What was it that so captivated Mountstuart about the Thugs, the murderous sect of Kali-worshippers who strangle innocent travellers by the roadside? Who is Jeremiah Blake and can he be trusted? And why is the whole enterprise shrouded in such secrecy?
In the dark heart of Company India, Avery will have to fight for his very life, and in defence of a truth he will wish he had never learned.
I read a preview of this book on First to Read and then immediately put the book on hold at the library.
The Strangler Vine is a very good action-adventure story set in colonial British India. I basically sank into this book and lived with the characters for a couple of weeks. (Although glad I wasn’t in the heat and humidity of the jungle with them.)
You get a real feel for “Company India” and the politics that were at play, but not in a boring kind of way. It’s an adventure filled with mystery. As Avery looses his idealism and naivety, I really felt for him, for India, for the ideals and nationalism that thrust so many people into situations they were unprepared to handle. The corruption that was so obvious was also so expertly hidden, there were so many layers to peal back, the answers come late and come hard. I really enjoyed this book.
It’s 1841, and three years after we left them at the close of The Strangler Vine, Blake and Avery are reunited in very different circumstances in London. There has been a series of dreadful murders in the slums of the printing district, which the police mysteriously refuse to investigate, and Blake and Avery must find the culprit before he kills again.
An atmospheric thriller. Once I finished The Strangler Vine and learned there was a second book I checked it out from the library right away.
Although, at first, I wasn’t sure I would like the change of settings from the wilds of India to the grimy back alley’s of London. However, having read the first book, the unease of Blake and Avery at returning to London mirrored my own. Somehow that just worked perfectly within the journey of the story.
You really do sink into these books and travel with the characters. While mystery is not my favorite genre, I’d pick up another Blake and Avery novel any day.
Investigative team Blake and Avery find themselves entangled in a case involving political conflicts, personal vendettas, and England s first celebrity chef.
London, 1842. Captain William Avery is persuaded to investigate a mysterious and horrible death at the Reform, London s newest and grandest gentleman s club a death the club is desperate to hush up. What he soon discovers is a web of rivalries and hatreds, both personal and political, simmering behind the club s handsome facade. At the center is its resident genius, Alexis Soyer, the Napoleon of food, a chef whose culinary brilliance is matched only by his talent for self-publicity.
But Avery is distracted, for where is his mentor and partner in crime Jeremiah Blake? And what if this first death is only a dress rehearsal for something far more sinister?”
Can the third book in a series be the one to have a sophomore slump?

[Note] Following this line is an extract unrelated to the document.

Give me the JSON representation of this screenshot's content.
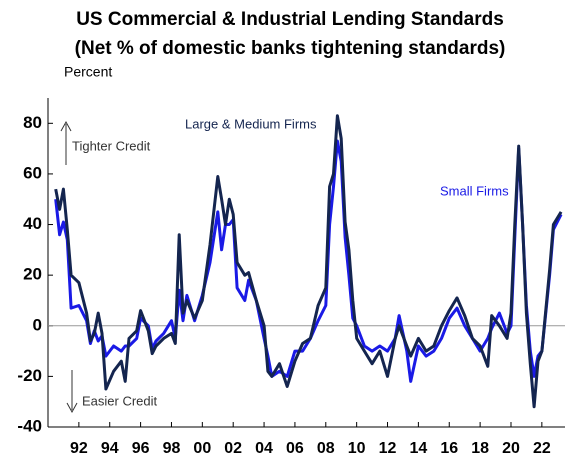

Most of the disappoint is in the fact that this book spend an awful lot of time with Captain Avery stumbling along trying to solve the mystery without Blake. He’s not a bad character, but the point of have a pair like this is the interaction between the two of them. It’s like trying to enjoy Watson equally by himself when you just know that he is so much more interesting when paired with Sherlock. Avery without Blake just isn’t up to par.
The historical parts of the book are fantastic though! I found myself wondering if the author had also read “Sorting the Beef from the Bull: The Science of Food Fraud Forensics.” So much of what was going on with the science in the book related to the themes in Sorting the Beef from the Bull. Of course I’m always interested in historic fiction that focuses on emerging science.
Also this is one mystery book that had me guessing for a really long time. There were simply too many scoundrels to choose from. Too many who had motive and lacked morals.
I also wish we got to see more of London in this book. The setting is pretty narrow and the books spends the majority of it’s time at the reform. And maybe that’s just nit-picky.
I’m not normally a fan of serial mysteries, and maybe this is why. Maybe after a couple of books I’m just not as interested any more, maybe the shine wears off, maybe I get nit-picky. Maybe.
I really loved the first Avery and Blake novel The Strangler Vine (esp the setting in India.) The second book, The Infidel Stain, was also pretty good, pretty atmospheric. While still being enjoyable the third book didn’t live up to what I had come to expect after reading the first two.